Individuation und Immunität
Kein Nahrungsstoff darf in uns der oder das bleiben, was er in der Natur geworden ist oder heute auch im Labor synthetisiert wurde. Man kann hier auch auf die modernen synthetischen Arzneimittel schauen. Diese von mir Aneignung genannte Tätigkeit des Immunsystems nennt die Physiologie Verdauung. Sie ist eine der wichtigsten Funktionen aller Immunität. Und so betrachtet wird das Immunsystem auch am stärksten in der frühen Kindheit und Jugend in Anspruch genommen, wenn sich die Bildung des ganz speziellen, einzigartigen Individualleibs vollzieht.
Dass dies eine – wenn auch staunenswerte – Tatsache ist, hat wieder die medizinische Wissenschaft bewiesen, als sie die Organtransplantation entwickelte. Kein Organ ist leiblich-stofflich mit einem anderen identisch, es gibt nur mehr oder weniger Ähnlichkeiten. Immer muss das transplantierte Organ durch starke immununterdrückende (-suppressive) Medikamente vor dem durchaus aggressiv reagierenden Immunsystem des Empfängers bewahrt werden, welches das ihm fremde Organ »abstoßen« will und diese Intention auch über lange Jahre nicht aufgibt, sodass die Immunsuppressiva lebenslang genommen werden müssen. Eine Ausnahme bilden sehr kleine Kinder, bei denen – allerdings auch in längeren Zeiträumen – eine Assimilation des fremden Organs erfolgen kann. In der Kindheit sind eben – um an den Ausgangsgedanken anzuknüpfen – zunächst alle Organe fremd, stammen von Eltern, und müssen allmählich, das heißt in rund 20 Jahren, zu eigenen verwandelt werden.

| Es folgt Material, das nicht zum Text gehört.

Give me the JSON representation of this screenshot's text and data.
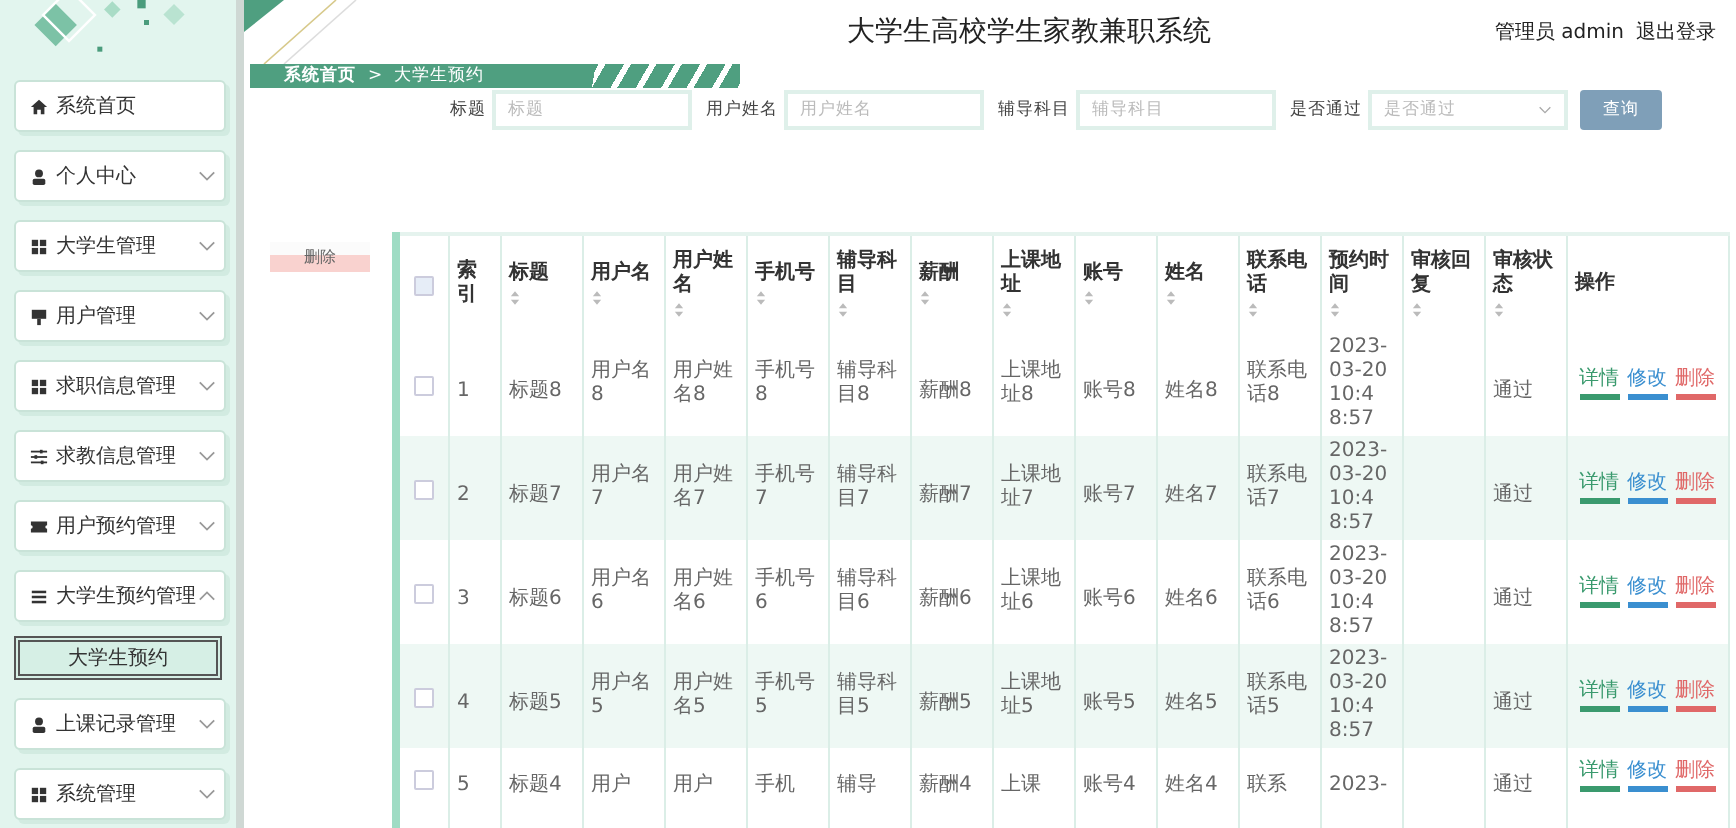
{
  "header": {
    "title": "大学生高校学生家教兼职系统",
    "user": "管理员 admin",
    "logout": "退出登录"
  },
  "sidebar": {
    "items": [
      {
        "label": "系统首页",
        "kind": "link"
      },
      {
        "label": "个人中心",
        "kind": "menu",
        "expanded": false
      },
      {
        "label": "大学生管理",
        "kind": "menu",
        "expanded": false
      },
      {
        "label": "用户管理",
        "kind": "menu",
        "expanded": false
      },
      {
        "label": "求职信息管理",
        "kind": "menu",
        "expanded": false
      },
      {
        "label": "求教信息管理",
        "kind": "menu",
        "expanded": false
      },
      {
        "label": "用户预约管理",
        "kind": "menu",
        "expanded": false
      },
      {
        "label": "大学生预约管理",
        "kind": "menu",
        "expanded": true,
        "children": [
          {
            "label": "大学生预约",
            "selected": true
          }
        ]
      },
      {
        "label": "上课记录管理",
        "kind": "menu",
        "expanded": false
      },
      {
        "label": "系统管理",
        "kind": "menu",
        "expanded": false
      }
    ]
  },
  "breadcrumb": [
    "系统首页",
    ">",
    "大学生预约"
  ],
  "search": {
    "fields": [
      {
        "label": "标题",
        "placeholder": "标题",
        "kind": "input"
      },
      {
        "label": "用户姓名",
        "placeholder": "用户姓名",
        "kind": "input"
      },
      {
        "label": "辅导科目",
        "placeholder": "辅导科目",
        "kind": "input"
      },
      {
        "label": "是否通过",
        "placeholder": "是否通过",
        "kind": "select"
      }
    ],
    "button": "查询"
  },
  "delete_button": "删除",
  "table": {
    "select_all_checked": false,
    "columns": [
      {
        "label": "索引",
        "sortable": false
      },
      {
        "label": "标题",
        "sortable": true
      },
      {
        "label": "用户名",
        "sortable": true
      },
      {
        "label": "用户姓名",
        "sortable": true
      },
      {
        "label": "手机号",
        "sortable": true
      },
      {
        "label": "辅导科目",
        "sortable": true
      },
      {
        "label": "薪酬",
        "sortable": true
      },
      {
        "label": "上课地址",
        "sortable": true
      },
      {
        "label": "账号",
        "sortable": true
      },
      {
        "label": "姓名",
        "sortable": true
      },
      {
        "label": "联系电话",
        "sortable": true
      },
      {
        "label": "预约时间",
        "sortable": true
      },
      {
        "label": "审核回复",
        "sortable": true
      },
      {
        "label": "审核状态",
        "sortable": true
      },
      {
        "label": "操作",
        "sortable": false
      }
    ],
    "rows": [
      {
        "checked": false,
        "cells": [
          "1",
          "标题8",
          "用户名8",
          "用户姓名8",
          "手机号8",
          "辅导科目8",
          "薪酬8",
          "上课地址8",
          "账号8",
          "姓名8",
          "联系电话8",
          "2023-03-20 10:48:57",
          null,
          "通过"
        ],
        "actions": [
          {
            "label": "详情",
            "kind": "view"
          },
          {
            "label": "修改",
            "kind": "edit"
          },
          {
            "label": "删除",
            "kind": "delete"
          }
        ]
      },
      {
        "checked": false,
        "cells": [
          "2",
          "标题7",
          "用户名7",
          "用户姓名7",
          "手机号7",
          "辅导科目7",
          "薪酬7",
          "上课地址7",
          "账号7",
          "姓名7",
          "联系电话7",
          "2023-03-20 10:48:57",
          null,
          "通过"
        ],
        "actions": [
          {
            "label": "详情",
            "kind": "view"
          },
          {
            "label": "修改",
            "kind": "edit"
          },
          {
            "label": "删除",
            "kind": "delete"
          }
        ]
      },
      {
        "checked": false,
        "cells": [
          "3",
          "标题6",
          "用户名6",
          "用户姓名6",
          "手机号6",
          "辅导科目6",
          "薪酬6",
          "上课地址6",
          "账号6",
          "姓名6",
          "联系电话6",
          "2023-03-20 10:48:57",
          null,
          "通过"
        ],
        "actions": [
          {
            "label": "详情",
            "kind": "view"
          },
          {
            "label": "修改",
            "kind": "edit"
          },
          {
            "label": "删除",
            "kind": "delete"
          }
        ]
      },
      {
        "checked": false,
        "cells": [
          "4",
          "标题5",
          "用户名5",
          "用户姓名5",
          "手机号5",
          "辅导科目5",
          "薪酬5",
          "上课地址5",
          "账号5",
          "姓名5",
          "联系电话5",
          "2023-03-20 10:48:57",
          null,
          "通过"
        ],
        "actions": [
          {
            "label": "详情",
            "kind": "view"
          },
          {
            "label": "修改",
            "kind": "edit"
          },
          {
            "label": "删除",
            "kind": "delete"
          }
        ]
      },
      {
        "checked": false,
        "cells": [
          "5",
          "标题4",
          "用户",
          "用户",
          "手机",
          "辅导",
          "薪酬4",
          "上课",
          "账号4",
          "姓名4",
          "联系",
          "2023-",
          null,
          "通过"
        ],
        "actions": [
          {
            "label": "详情",
            "kind": "view"
          },
          {
            "label": "修改",
            "kind": "edit"
          },
          {
            "label": "删除",
            "kind": "delete"
          }
        ]
      }
    ]
  }
}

physisch-stoffliche Organisation Lebensorganisation Empfindungsleib
Der Leib ist in sich gegliedert in eine physisch-stoffliche Organisation, die auch als Morphe oder morphologisch bezeichnet wird. Sie ist der entscheidende Bereich für die Leibvorstellung der naturwissenschaftlich orientierten Medizin, die auch Schulmedizin genannt wird. Hier kann sie messen, wiegen und zählen, hier lassen sich Befunde erstellen. Dieser physisch-stoffliche Anteil des Leibes wird durchzogen von einer Lebensorganisation, die für alle Funktionen verantwortlich ist und sich im Befinden äußert. Beide bilden von der Geburt bis zum Tod, ja einige Tage über ihn hinaus, eine untrennbare Einheit, sie sind der Leib im engeren Sinne. Doch wirkt eine dritte eigenständige Organisation in beide hinein, die Träger unserer Empfindungen ist und zugleich Verbindungsglied zur Seele. Dieser Anteil des Leibes kann Empfindungs- oder auch Seelenleib genannt werden, wie die ersten beiden Stoff- oder physischer Leib bzw. Lebens- oder Funktionsleib.

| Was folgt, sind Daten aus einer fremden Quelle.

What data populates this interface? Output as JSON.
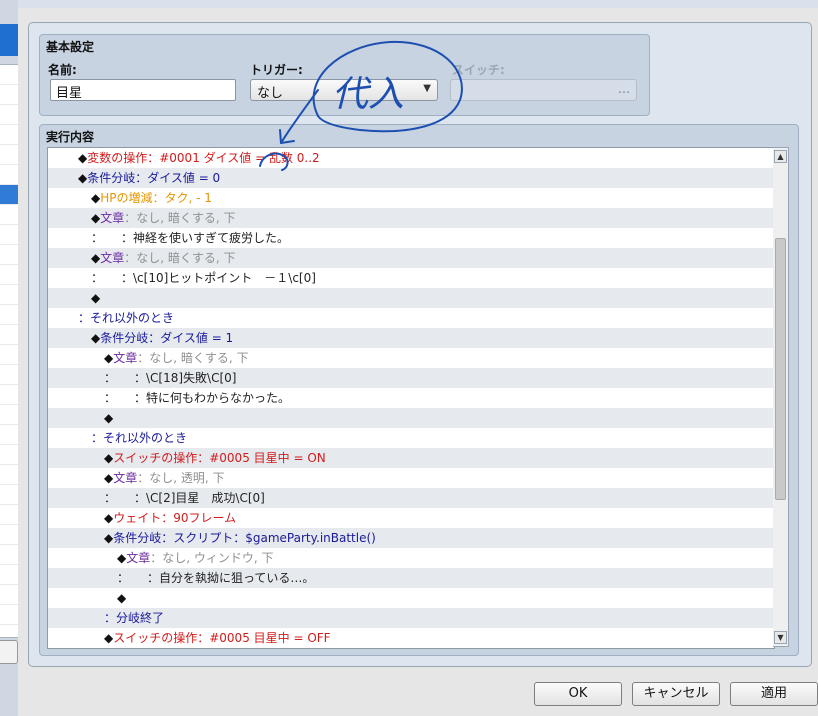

Der Empfindungsleib ist extrem feinstofflich, Steiner verglich ihn mit der Dichte von Luft, wir können auch sagen feiner Gase. Er hat wesentlichen Anteil an der Immunität, speziell der spezifischen Abwehr durch feinste Stoffe, die auch Antikörper genannt werden. Er äußert sich seinem Namen entsprechend in der Welt unserer Empfindungen, die wir auch als Instinkte, Triebe, Begierden, Lust und Unlust, Schmerz, Hunger und Durst bezeichnen, und übergeordnet durch unsere leibliche Gestimmtheit. Es ist hier nicht beabsichtigt, eine ausführliche und differenzierte Darstellung des Leibes zu geben, das ist andernorts geschehen und dort nachlesbar.16 Wir brauchen aber die Grundbegriffe, um die Entwicklungsschritte und Metamorphosen der ersten 21 Jahre nachvollziehbar beschreiben zu können. Denn auf ihnen bauen die späteren auf, die schließlich zu der Epoche des Lebenslaufs führen, die wir Alter nennen.